Like all good psychological thrillers, Rules for Perfect Murders hinges on its intriguing narrator. And like all good narrators, Mal is an unreliable one. He even deliberately acknowledges this trend, questioning how the sudden popularity of unreliable narrators makes it seem as though “the omission of facts from a narrative hadn’t been the bedrock upon which psychological thrillers have been built for over a century”, citing Rebecca as an example well before Gone Girl ever hit the bestseller list.
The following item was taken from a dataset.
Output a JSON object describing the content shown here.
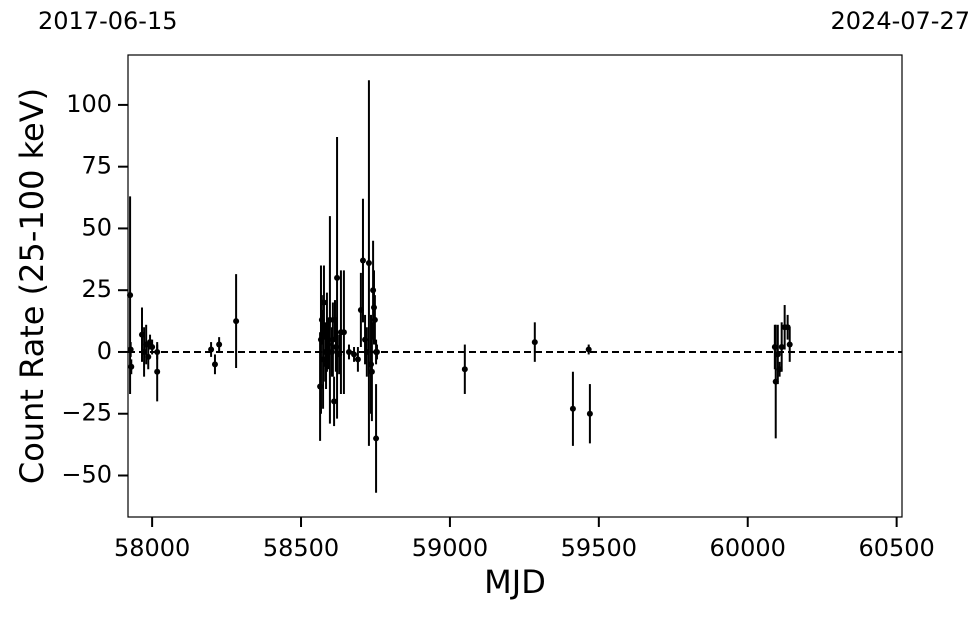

As Mal throws us random pieces of the jigsaw puzzle, the full picture slowly becomes clearer, with each reveal more shocking that the one before. And as we learn more about Mal, and his deceased wife, Claire, it becomes eerily apparent that all of the characters are somehow connected to the murders. For the savvy readers who like to act as sleuth, there are plenty of opportunities to guess whodunit but the final twist may come as a surprise.

Peter Swanson demonstrates his expert knowledge of suspense thrillers and murder mysteries with a tale of vengeance, guilt and addiction, cleverly balancing some very dark moments with Mal’s mild-mannered narration. Rules for Perfect Murders is a truly fun read (as fun as a book about getting away with murder can be) and just the kind of perfect escapism for your self-isolation, or a great choice for your online book club.

Rules for Perfect Murders by Peter Swanson is published in Australia by Allen & Unwin and is published under the title Eight Perfect Murders in the US.

Standout Simile:

When (spoiler) first killed Eric Atwell, it was like popping a bottle of champagne. The cork was never going to go back into the bottle.